If the president is not just pandering to a constituency — if he’s serious about this — he needs to take Dan Choi’s advice. He needs to do something, really do something. Take the lead. Stand up and answer the opponents of lifting this ban. There is not a single rational argument for discriminating on the basis of sexual orientation in any context, including military service. The cries of “destabilization” and “harming unit cohesion” are baseless bullshit, and the president should say so.
 
This is a non-issue. Gays serving in the military is not a hypothetical scenario. It is happening right now, all over the world. Gays are allowed to serve openly in the militaries of twenty-nine nations, including Australia, Canada, Germany, France, Spain, Ireland, Russia, and the United Kingdom.
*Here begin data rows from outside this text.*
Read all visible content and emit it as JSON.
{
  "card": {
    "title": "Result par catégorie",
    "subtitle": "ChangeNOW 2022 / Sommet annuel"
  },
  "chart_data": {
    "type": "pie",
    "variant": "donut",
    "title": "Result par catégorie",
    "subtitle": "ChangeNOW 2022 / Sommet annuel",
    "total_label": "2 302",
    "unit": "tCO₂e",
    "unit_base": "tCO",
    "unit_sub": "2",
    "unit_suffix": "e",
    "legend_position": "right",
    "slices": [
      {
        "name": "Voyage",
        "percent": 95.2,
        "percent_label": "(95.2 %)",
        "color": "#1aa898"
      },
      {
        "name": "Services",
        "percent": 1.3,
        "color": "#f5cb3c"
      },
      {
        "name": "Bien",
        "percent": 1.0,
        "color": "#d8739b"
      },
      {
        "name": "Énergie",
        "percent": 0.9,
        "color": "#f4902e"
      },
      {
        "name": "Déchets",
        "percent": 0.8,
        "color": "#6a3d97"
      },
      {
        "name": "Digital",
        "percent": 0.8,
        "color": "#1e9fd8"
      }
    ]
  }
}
They are serving in the Army, Navy, Air Force and Marine Corps of the United States this very moment, as they always have despite the official policy of  disrespect and contempt for them.
 
Dan Choi commanded troops as a lieutenant in the United States Army. The men under his command knew he was gay. They didn’t care. They followed his orders and conducted themselves just as honorably and professionally as we would hope all the members of our armed forces would.
 
President Obama’s Justice Department will appeal the Phillips decision. Fine, but I have a better idea. If you don’t like a court enforcing an end to this disgraceful policy, get on the phone to your allies in Congress and tell them to do something about it.
 
Get off your ass, Mr. President.


 
Comments 
Friday, October 22nd, 2010 | 01:38 am (UTC) - Choi's Choice
Well, since the 9th Circuit Court of Appeals has stayed the lower court's ruling, Choi is now subject to the Army immediately commencing discharge proceedings against him. You would think Choi could or should have expected this judicial development, but I'm beginning to think he suffers from a martyr complex or is a publicity hound. I'm all for repealing DADT, but it looks like it won't happen anytime soon. Choi had his opportunity to serve several years in the military. None of us get everything we want in life, so move on. I really have no idea why gays or lesbians want so strongly to be part of an organization that has resolutely demonstrated that it doesn't want them. I wouldn't want to be a member of a club that has made it clear they don't want me, and have a Congressionally legislated policy to back up their dislike.